For forty minutes the bombardment continued, and probably some five hundred shots were fired. Eighteen persons, chiefly women and children, were killed, and about seventy were wounded. One house was struck by a shell which glanced off a railway bridge about twenty yards distant. The whole place crumpled up as though struck by a giant's hammer, and a child of nine, another of five, the mother, and a soldier son, were instantly killed, while the father and another son were severely wounded. The number of narrow escapes was great. In some cases roofs were torn off and walls crushed in, yet the occupants remained unharmed. By a quarter to nine all was over, and the hulls of the raiding vessels disappeared round the castle promontory.
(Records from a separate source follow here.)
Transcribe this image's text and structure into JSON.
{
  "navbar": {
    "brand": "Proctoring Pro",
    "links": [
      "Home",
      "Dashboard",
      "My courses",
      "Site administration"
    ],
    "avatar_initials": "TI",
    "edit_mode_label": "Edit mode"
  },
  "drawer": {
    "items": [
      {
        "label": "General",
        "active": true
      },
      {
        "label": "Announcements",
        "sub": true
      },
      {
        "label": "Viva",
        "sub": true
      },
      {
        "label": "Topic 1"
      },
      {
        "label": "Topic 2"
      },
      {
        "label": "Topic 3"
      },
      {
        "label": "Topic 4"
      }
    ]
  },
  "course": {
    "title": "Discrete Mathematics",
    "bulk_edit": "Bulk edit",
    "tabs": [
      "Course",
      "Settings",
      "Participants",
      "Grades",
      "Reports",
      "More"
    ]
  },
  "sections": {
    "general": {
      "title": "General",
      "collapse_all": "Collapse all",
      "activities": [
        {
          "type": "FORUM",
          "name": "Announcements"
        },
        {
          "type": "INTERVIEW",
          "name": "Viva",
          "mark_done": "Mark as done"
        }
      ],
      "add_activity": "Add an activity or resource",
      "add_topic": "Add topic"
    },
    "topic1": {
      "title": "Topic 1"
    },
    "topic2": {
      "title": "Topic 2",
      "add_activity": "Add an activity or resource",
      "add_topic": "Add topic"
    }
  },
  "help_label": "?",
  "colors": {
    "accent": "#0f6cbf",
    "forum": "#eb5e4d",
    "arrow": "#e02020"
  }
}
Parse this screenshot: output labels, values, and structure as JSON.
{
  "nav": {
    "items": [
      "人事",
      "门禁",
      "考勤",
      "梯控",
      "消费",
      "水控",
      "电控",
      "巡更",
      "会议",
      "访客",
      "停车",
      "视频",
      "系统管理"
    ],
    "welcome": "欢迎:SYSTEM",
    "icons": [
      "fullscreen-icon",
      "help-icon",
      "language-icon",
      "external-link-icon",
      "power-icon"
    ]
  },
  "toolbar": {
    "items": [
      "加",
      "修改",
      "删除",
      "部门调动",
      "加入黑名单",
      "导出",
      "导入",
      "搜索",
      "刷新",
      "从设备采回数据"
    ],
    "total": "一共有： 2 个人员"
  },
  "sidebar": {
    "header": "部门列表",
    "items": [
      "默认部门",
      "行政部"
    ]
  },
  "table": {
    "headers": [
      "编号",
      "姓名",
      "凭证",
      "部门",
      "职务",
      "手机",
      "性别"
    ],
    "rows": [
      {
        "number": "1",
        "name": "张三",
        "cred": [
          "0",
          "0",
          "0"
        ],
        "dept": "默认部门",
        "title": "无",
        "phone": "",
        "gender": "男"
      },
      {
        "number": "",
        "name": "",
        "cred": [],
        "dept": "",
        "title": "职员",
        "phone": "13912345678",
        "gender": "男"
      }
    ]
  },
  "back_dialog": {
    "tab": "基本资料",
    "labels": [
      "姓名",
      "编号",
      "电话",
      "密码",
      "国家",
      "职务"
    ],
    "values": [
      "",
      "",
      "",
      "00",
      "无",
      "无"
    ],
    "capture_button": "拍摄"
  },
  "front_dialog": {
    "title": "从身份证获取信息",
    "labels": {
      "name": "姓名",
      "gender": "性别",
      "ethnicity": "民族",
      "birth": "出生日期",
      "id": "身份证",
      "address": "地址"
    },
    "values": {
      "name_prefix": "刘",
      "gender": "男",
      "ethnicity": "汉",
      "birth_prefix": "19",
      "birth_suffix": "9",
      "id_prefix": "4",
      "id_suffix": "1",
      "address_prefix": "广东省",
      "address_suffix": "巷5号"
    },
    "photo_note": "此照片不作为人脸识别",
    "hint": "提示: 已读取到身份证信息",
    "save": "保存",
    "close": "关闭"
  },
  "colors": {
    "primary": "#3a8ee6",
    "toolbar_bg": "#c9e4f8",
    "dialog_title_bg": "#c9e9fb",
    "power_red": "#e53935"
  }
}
Some fifteen miles north of Scarborough is the pleasant seaside resort of Whitby, built on both sides of the estuary of the little river Esk. Those of you who have spent your holidays in the town will remember the red-tiled cottages of the fishermen, the gray walls of the quays and houses, the little bridge, and the ships sailing up the river at high tide. Most of the town is on the West Cliff, and across the river, on a high, treeless headland, are the roofless ruins of an abbey on the site of an older monastic building, which has always been regarded as the cradle of English song. It was on this spot that the first English poem composed in England flowed from the lips of Caedmon, a humble man who, in the seventh century, tended the cows and slept in the byre of the monastery, which was then under the rule of the abbess Hilda. For this reason Whitby is sacred all the world over to lovers of English literature. This quiet seaside place, without a vestige of fortification, was now to receive a visit of destruction from the sailors of a nation which has always professed to reverence art, learning, and literature.
About nine o'clock the coastguard at Whitby saw through the haze two warships rapidly steaming up from the south. Ten minutes later they began firing at the coastguard station on West Cliff, where many townsfolk gathered to watch the bombardment, which continued for a quarter of an hour. Some of the shots damaged the coastguard station, destroyed the western gateway of the ancient abbey on the East Cliff, and wrecked a number of private houses. Shells fell at Ruswarp, a mile inland, and damaged a school at Meadowfield. Happily, the scholars, who had just begun their morning lessons, were unhurt. In all, three persons were killed and two were injured. After the bombardment the cruisers turned northwards, and were quickly lost to view in the haze.